How reflow works (why it's a native app)

sshx ignores synthetic JS pointer/wheel events, so injected JavaScript cannot resize/reflow the PTY. But a real/trusted drag of a terminal's bottom-right resize handle does reflow the PTY crisply (more rows/cols, native font). In an Android WebView, JS injected via evaluateJavascript is still synthetic — but native WebView.dispatchTouchEvent(MotionEvent) delivers trusted touch.

So ReflowController performs, on the main thread, for each terminal tab:

  1. prepReflow(i) (overlay JS) → switch to tab i, set mode = "native" + zoom 1 so the handle sits at a real, unscaled, draggable coordinate; it returns the handle position and the bottom-right target, both in CSS px.
  2. performTrustedDrag(...) → converts CSS px to device px (devicePx = cssPx * displayMetrics.density) and dispatches a fixed-downTime ACTION_DOWN → interpolated ACTION_MOVEs → ACTION_UP gesture, dragging the handle to the target. This is the trusted touch that makes sshx reflow.
  3. After all tabs, finishReflow("fillHeight") returns to the height-filling display mode (now near 1:1, so text stays crisp) and restores the previously active tab.

The sweep re-runs (debounced, coalesced — only one at a time, latest viewport wins) on: overlay-ready, layout changes (rotation / multi-window / foldable / keyboard via addOnLayoutChangeListener), the keyboard inset-animation end fast path, onConfigurationChanged, and the overlay's own visualViewport change callback. A fallback poll covers a missed bridge call.


Persistence & the resolver (optional)

sshx's reconnect loop survives network changes without changing the URL, so a phone holding the URL just waits through outages. But a new URL is minted on every host-process restart (there is no session-id pinning flag).

To avoid re-scanning after a restart, the host can run a tiny resolver that always serves the current URL at a stable address. Set that address in the app's Resolver URL field; the app fetches it (running the response through the same normalizer) on connect, and re-fetches on a WebView connection error or a manual refresh.

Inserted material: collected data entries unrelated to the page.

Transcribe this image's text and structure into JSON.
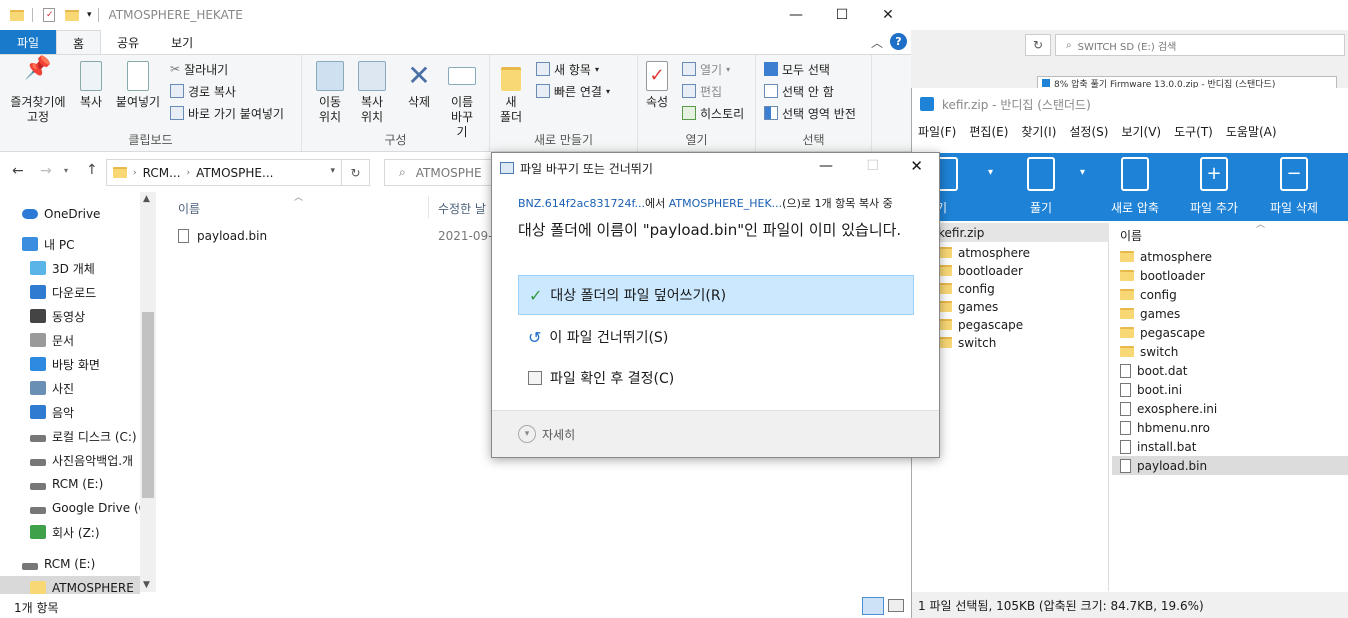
{
  "explorer": {
    "title": "ATMOSPHERE_HEKATE",
    "tabs": [
      "파일",
      "홈",
      "공유",
      "보기"
    ],
    "ribbon": {
      "clipboard": {
        "pin": "즐겨찾기에 고정",
        "copy": "복사",
        "paste": "붙여넣기",
        "cut": "잘라내기",
        "copy_path": "경로 복사",
        "paste_shortcut": "바로 가기 붙여넣기",
        "title": "클립보드"
      },
      "organize": {
        "move_to": "이동 위치",
        "copy_to": "복사 위치",
        "delete": "삭제",
        "rename": "이름 바꾸기",
        "title": "구성"
      },
      "new": {
        "new_folder": "새 폴더",
        "new_item": "새 항목",
        "easy_access": "빠른 연결",
        "title": "새로 만들기"
      },
      "open": {
        "properties": "속성",
        "open": "열기",
        "edit": "편집",
        "history": "히스토리",
        "title": "열기"
      },
      "select": {
        "select_all": "모두 선택",
        "select_none": "선택 안 함",
        "invert": "선택 영역 반전",
        "title": "선택"
      }
    },
    "breadcrumb": [
      "RCM...",
      "ATMOSPHE..."
    ],
    "search_placeholder": "ATMOSPHE",
    "columns": {
      "name": "이름",
      "modified": "수정한 날"
    },
    "files": [
      {
        "name": "payload.bin",
        "date": "2021-09-"
      }
    ],
    "nav": [
      {
        "label": "OneDrive",
        "icon": "cloud-icon"
      },
      {
        "label": "내 PC",
        "icon": "pc-icon"
      },
      {
        "label": "3D 개체",
        "icon": "3d-objects-icon"
      },
      {
        "label": "다운로드",
        "icon": "download-icon"
      },
      {
        "label": "동영상",
        "icon": "video-icon"
      },
      {
        "label": "문서",
        "icon": "document-icon"
      },
      {
        "label": "바탕 화면",
        "icon": "desktop-icon"
      },
      {
        "label": "사진",
        "icon": "pictures-icon"
      },
      {
        "label": "음악",
        "icon": "music-icon"
      },
      {
        "label": "로컬 디스크 (C:)",
        "icon": "drive-icon"
      },
      {
        "label": "사진음악백업.개",
        "icon": "drive-icon"
      },
      {
        "label": "RCM (E:)",
        "icon": "drive-icon"
      },
      {
        "label": "Google Drive (G",
        "icon": "drive-icon"
      },
      {
        "label": "회사 (Z:)",
        "icon": "network-drive-icon"
      },
      {
        "label": "RCM (E:)",
        "icon": "drive-icon"
      },
      {
        "label": "ATMOSPHERE_H",
        "icon": "folder-icon"
      }
    ],
    "status": "1개 항목"
  },
  "background": {
    "search_text": "SWITCH SD (E:) 검색",
    "progress_window_title": "8% 압축 풀기 Firmware 13.0.0.zip - 반디집 (스탠다드)"
  },
  "bandizip": {
    "title": "kefir.zip - 반디집 (스탠더드)",
    "menu": [
      "파일(F)",
      "편집(E)",
      "찾기(I)",
      "설정(S)",
      "보기(V)",
      "도구(T)",
      "도움말(A)"
    ],
    "toolbar": [
      "열기",
      "풀기",
      "새로 압축",
      "파일 추가",
      "파일 삭제"
    ],
    "tree_root": "kefir.zip",
    "tree": [
      "atmosphere",
      "bootloader",
      "config",
      "games",
      "pegascape",
      "switch"
    ],
    "list_header": "이름",
    "list": [
      {
        "name": "atmosphere",
        "type": "folder"
      },
      {
        "name": "bootloader",
        "type": "folder"
      },
      {
        "name": "config",
        "type": "folder"
      },
      {
        "name": "games",
        "type": "folder"
      },
      {
        "name": "pegascape",
        "type": "folder"
      },
      {
        "name": "switch",
        "type": "folder"
      },
      {
        "name": "boot.dat",
        "type": "file"
      },
      {
        "name": "boot.ini",
        "type": "file"
      },
      {
        "name": "exosphere.ini",
        "type": "file"
      },
      {
        "name": "hbmenu.nro",
        "type": "file"
      },
      {
        "name": "install.bat",
        "type": "file"
      },
      {
        "name": "payload.bin",
        "type": "file"
      }
    ],
    "status": "1 파일 선택됨, 105KB (압축된 크기: 84.7KB, 19.6%)"
  },
  "dialog": {
    "title": "파일 바꾸기 또는 건너뛰기",
    "source": "BNZ.614f2ac831724f...",
    "mid1": "에서 ",
    "dest": "ATMOSPHERE_HEK...",
    "mid2": "(으)로 1개 항목 복사 중",
    "message": "대상 폴더에 이름이 \"payload.bin\"인 파일이 이미 있습니다.",
    "options": [
      {
        "label": "대상 폴더의 파일 덮어쓰기(R)",
        "icon": "check-icon"
      },
      {
        "label": "이 파일 건너뛰기(S)",
        "icon": "skip-icon"
      },
      {
        "label": "파일 확인 후 결정(C)",
        "icon": "compare-icon"
      }
    ],
    "details": "자세히"
  },
  "colors": {
    "accent": "#1e82d6",
    "file_tab": "#1979ca",
    "selection": "#cce8ff"
  }
}
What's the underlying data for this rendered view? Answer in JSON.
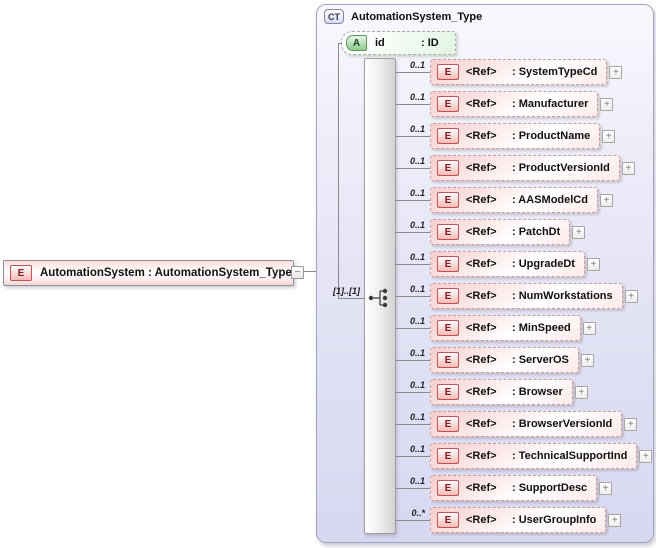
{
  "root_element": {
    "badge": "E",
    "label": "AutomationSystem : AutomationSystem_Type",
    "collapse_glyph": "−"
  },
  "complex_type": {
    "badge": "CT",
    "title": "AutomationSystem_Type",
    "attribute": {
      "badge": "A",
      "name": "id",
      "type": ": ID"
    },
    "compositor": {
      "kind": "sequence",
      "cardinality": "[1]..[1]"
    },
    "children": [
      {
        "badge": "E",
        "ref_label": "<Ref>",
        "name_label": ": SystemTypeCd",
        "cardinality": "0..1",
        "expand_glyph": "+"
      },
      {
        "badge": "E",
        "ref_label": "<Ref>",
        "name_label": ": Manufacturer",
        "cardinality": "0..1",
        "expand_glyph": "+"
      },
      {
        "badge": "E",
        "ref_label": "<Ref>",
        "name_label": ": ProductName",
        "cardinality": "0..1",
        "expand_glyph": "+"
      },
      {
        "badge": "E",
        "ref_label": "<Ref>",
        "name_label": ": ProductVersionId",
        "cardinality": "0..1",
        "expand_glyph": "+"
      },
      {
        "badge": "E",
        "ref_label": "<Ref>",
        "name_label": ": AASModelCd",
        "cardinality": "0..1",
        "expand_glyph": "+"
      },
      {
        "badge": "E",
        "ref_label": "<Ref>",
        "name_label": ": PatchDt",
        "cardinality": "0..1",
        "expand_glyph": "+"
      },
      {
        "badge": "E",
        "ref_label": "<Ref>",
        "name_label": ": UpgradeDt",
        "cardinality": "0..1",
        "expand_glyph": "+"
      },
      {
        "badge": "E",
        "ref_label": "<Ref>",
        "name_label": ": NumWorkstations",
        "cardinality": "0..1",
        "expand_glyph": "+"
      },
      {
        "badge": "E",
        "ref_label": "<Ref>",
        "name_label": ": MinSpeed",
        "cardinality": "0..1",
        "expand_glyph": "+"
      },
      {
        "badge": "E",
        "ref_label": "<Ref>",
        "name_label": ": ServerOS",
        "cardinality": "0..1",
        "expand_glyph": "+"
      },
      {
        "badge": "E",
        "ref_label": "<Ref>",
        "name_label": ": Browser",
        "cardinality": "0..1",
        "expand_glyph": "+"
      },
      {
        "badge": "E",
        "ref_label": "<Ref>",
        "name_label": ": BrowserVersionId",
        "cardinality": "0..1",
        "expand_glyph": "+"
      },
      {
        "badge": "E",
        "ref_label": "<Ref>",
        "name_label": ": TechnicalSupportInd",
        "cardinality": "0..1",
        "expand_glyph": "+"
      },
      {
        "badge": "E",
        "ref_label": "<Ref>",
        "name_label": ": SupportDesc",
        "cardinality": "0..1",
        "expand_glyph": "+"
      },
      {
        "badge": "E",
        "ref_label": "<Ref>",
        "name_label": ": UserGroupInfo",
        "cardinality": "0..*",
        "expand_glyph": "+"
      }
    ]
  },
  "colors": {
    "container_fill_top": "#f8f8fd",
    "container_fill_bottom": "#d7d7f0",
    "container_border": "#a2a2c2",
    "element_fill": "#f8cccc",
    "element_badge_border": "#c05454",
    "element_badge_text": "#7c2020",
    "attribute_fill": "#e2f4e2",
    "attribute_badge_border": "#5f965f",
    "connector_line": "#8a8a8a",
    "bar_fill": "#ececec"
  }
}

Because the resolver returns the URL — including the #key — in plaintext, the app's network_security_config.xml permits cleartext only to RFC-1918 (LAN) and *.ts.net (Tailscale) hosts; sshx itself stays HTTPS-only. See ../host/README.md for the privacy trade-off and setup.


Limitations

  • Requires the Android SDK to build here. This repo machine has no Gradle and no Android SDK; build in Android Studio (or any machine with the SDK + JDK 17).
  • The overlay couples to sshx's current DOM/classnames (.term-container, the bg-red-500 close dot, the Create new terminal button, the .cursor-nwse-resize handle). An sshx front-end change can break the overlay or the reflow handle math.
  • Zoom is a CSS scale (crisp at 100%, soft when zoomed): xterm's fontSize lives in unreachable Svelte closures. Crisp magnification needs a real resize, which is what the trusted-drag reflow does for fill, not arbitrary zoom.
  • The resolver fetch is cleartext over your overlay net only; do not point it at a public address (it would leak the E2E #key).
  • Pinned versions are all-or-nothing (Compose-compiler ↔ Kotlin coupling is exact). See SPEC.md §0.